While energy experts elsewhere are looking for answers to one question — How do you keep electricity flowing through a renewable energy grid when the sun doesn’t shine or the wind doesn’t blow? — researchers in California are approaching the challenge from the opposite direction.
The question they’re asking: How can you let grid operators know in advance when it’s likely the sun won’t be shining or the wind won’t be blowing?
Researchers at the University of California, San Diego, are working to develop advanced tools that can let electricity distributors know just that. They hope the technology can help energy companies create more efficient schedules for fossil fuel-fired power plants and energy-storage facilities for the times when renewable sources fall short of demand.
Currently, California has a goal of generating 33 per cent of its power from renewable energy sources by 2020.
“If we can correctly forecast the distribution of solar irradiation and wind patterns within a small margin of error, we could rely more on alternative energy sources and less on power generated by fossil fuels,” said Jim Blatchford, who is senior policy representative for the California Independent System Operator (CAISO), a non-profit that coordinates, controls and monitors most of the state’s electrical power grid.
One solution might lie with a project team led by Jan Kleissl, assistant professor of environmental engineering at UC San Diego.

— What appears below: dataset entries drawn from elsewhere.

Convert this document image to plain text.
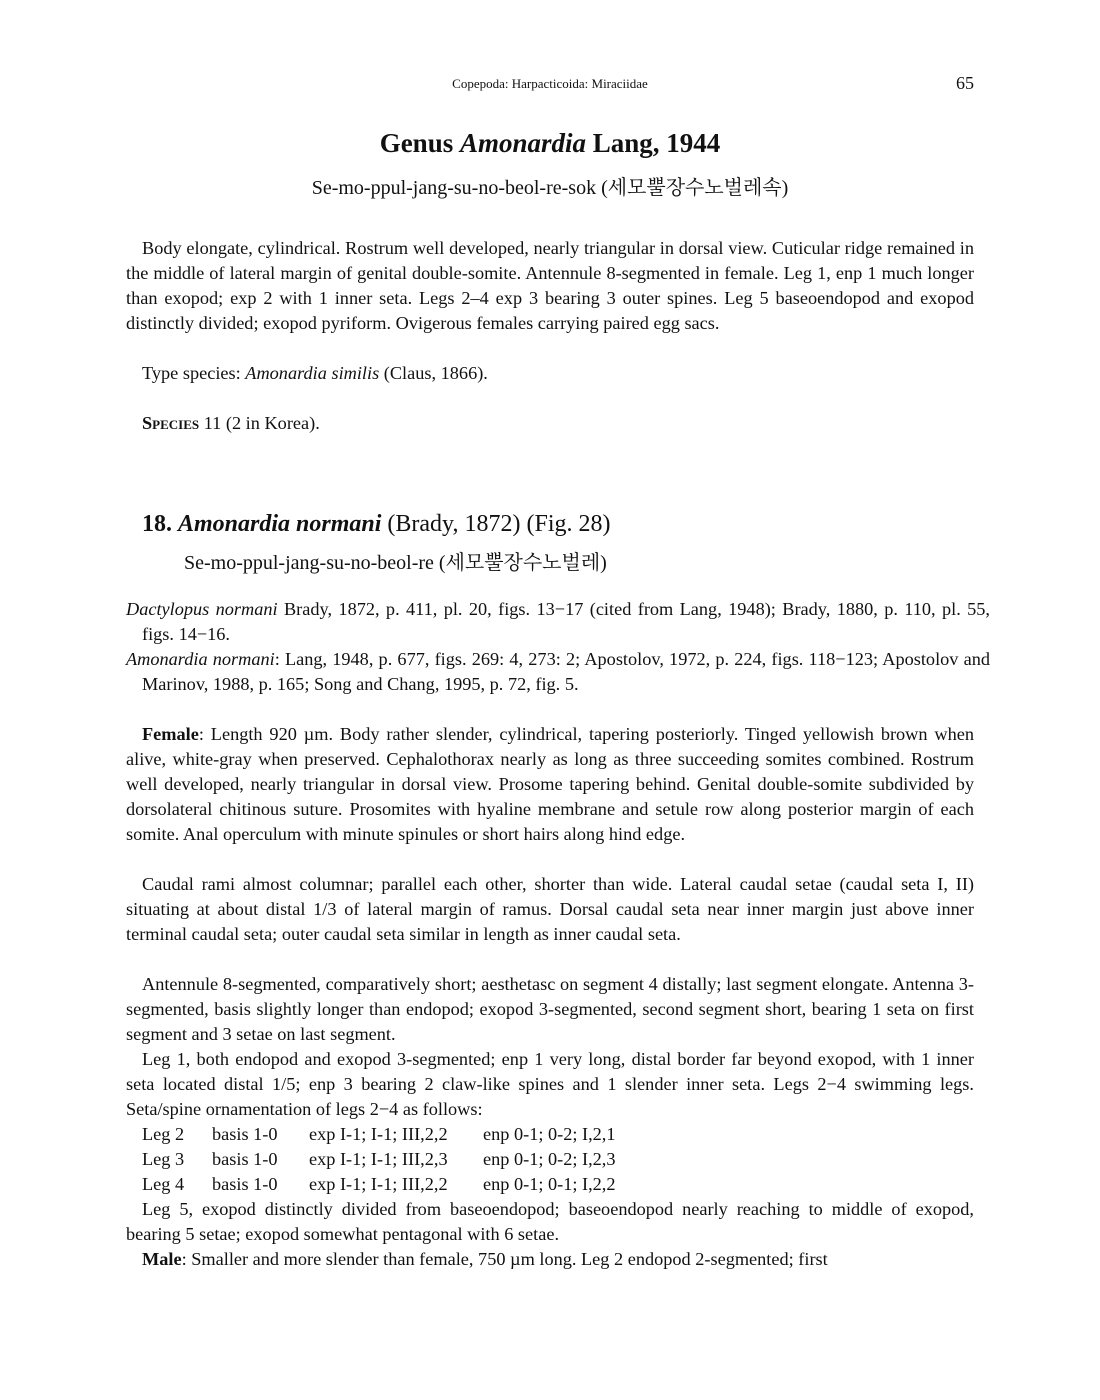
Copepoda: Harpacticoida: Miraciidae	65
Genus Amonardia Lang, 1944
Se-mo-ppul-jang-su-no-beol-re-sok (세모뿔장수노벌레속)

Body elongate, cylindrical. Rostrum well developed, nearly triangular in dorsal view. Cuticular ridge remained in the middle of lateral margin of genital double-somite. Antennule 8-segmented in female. Leg 1, enp 1 much longer than exopod; exp 2 with 1 inner seta. Legs 2–4 exp 3 bearing 3 outer spines. Leg 5 baseoendopod and exopod distinctly divided; exopod pyriform. Ovigerous females carrying paired egg sacs.

Type species: Amonardia similis (Claus, 1866).

Species 11 (2 in Korea).

18. Amonardia normani (Brady, 1872) (Fig. 28)
Se-mo-ppul-jang-su-no-beol-re (세모뿔장수노벌레)

Dactylopus normani Brady, 1872, p. 411, pl. 20, figs. 13−17 (cited from Lang, 1948); Brady, 1880, p. 110, pl. 55, figs. 14−16.

Amonardia normani: Lang, 1948, p. 677, figs. 269: 4, 273: 2; Apostolov, 1972, p. 224, figs. 118−123; Apostolov and Marinov, 1988, p. 165; Song and Chang, 1995, p. 72, fig. 5.

Female: Length 920 µm. Body rather slender, cylindrical, tapering posteriorly. Tinged yellowish brown when alive, white-gray when preserved. Cephalothorax nearly as long as three succeeding somites combined. Rostrum well developed, nearly triangular in dorsal view. Prosome tapering behind. Genital double-somite subdivided by dorsolateral chitinous suture. Prosomites with hyaline membrane and setule row along posterior margin of each somite. Anal operculum with minute spinules or short hairs along hind edge.

Caudal rami almost columnar; parallel each other, shorter than wide. Lateral caudal setae (caudal seta I, II) situating at about distal 1/3 of lateral margin of ramus. Dorsal caudal seta near inner margin just above inner terminal caudal seta; outer caudal seta similar in length as inner caudal seta.

Antennule 8-segmented, comparatively short; aesthetasc on segment 4 distally; last segment elongate. Antenna 3-segmented, basis slightly longer than endopod; exopod 3-segmented, second segment short, bearing 1 seta on first segment and 3 setae on last segment.

Leg 1, both endopod and exopod 3-segmented; enp 1 very long, distal border far beyond exopod, with 1 inner seta located distal 1/5; enp 3 bearing 2 claw-like spines and 1 slender inner seta. Legs 2−4 swimming legs. Seta/spine ornamentation of legs 2−4 as follows:

Leg 2 basis 1-0 exp I-1; I-1; III,2,2 enp 0-1; 0-2; I,2,1
Leg 3 basis 1-0 exp I-1; I-1; III,2,3 enp 0-1; 0-2; I,2,3
Leg 4 basis 1-0 exp I-1; I-1; III,2,2 enp 0-1; 0-1; I,2,2

Leg 5, exopod distinctly divided from baseoendopod; baseoendopod nearly reaching to middle of exopod, bearing 5 setae; exopod somewhat pentagonal with 6 setae.

Male: Smaller and more slender than female, 750 µm long. Leg 2 endopod 2-segmented; first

Using data from 16 weather stations on the 1,200-acre campus, Kleissl and his team have been able to measure solar radiation every second and map clouds continuously. They then took that information to generate a model that uses satellite data to predict how moving clouds will affect the power output of 6,000 photovoltaic panels on campus.
“Once a cloud arrives, the power output from our photovoltaic panels can decrease 40 to 80 per cent within a few seconds, and when the cloud leaves the power output increases just as dramatically,” Kleissl said. “Utilities and operators of large power plants want to be able to predict the timing of these transitions so that they can charge up energy-storage systems in advance to ‘smooth’ the clear-cloudy transition or prepare other generation to make up for the lost solar power.”
“In the future,” added Byron Washom, who’s principal investigator for a second research effort under way at the university, “electricity generators and energy-storage facilities of all scales will likely be able to bid into an hourly market, and the ability to accurately forecast photovoltaic output one to three hours in advance, despite the variability of the solar resource, would be of immense economic, environmental and operational value.”
In Washom’s project, researchers are working to develop tools for dealing with the voltage dips and electricity flow reversals that come from connecting photovoltaic arrays into the grid. Managing such technical challenges is a new area for the state’s power companies, and it’s one that’s expected to become increasingly significant as California adds more solar energy to its supply mix in coming years.
That project also involves the EDSA Micro Corporation and San Diego Gas & Electric (SDG&E).
“This effort is one of many we are involved in to ensure that we are able to accommodate higher levels of intermittent renewable energy without any adverse impact on reliability, an issue that is critical to SDG&E,” said Lee Krevat, director of smart grid for the utility company. “We are the first utility in the continental US to commit to a 33 per cent renewable energy goal.”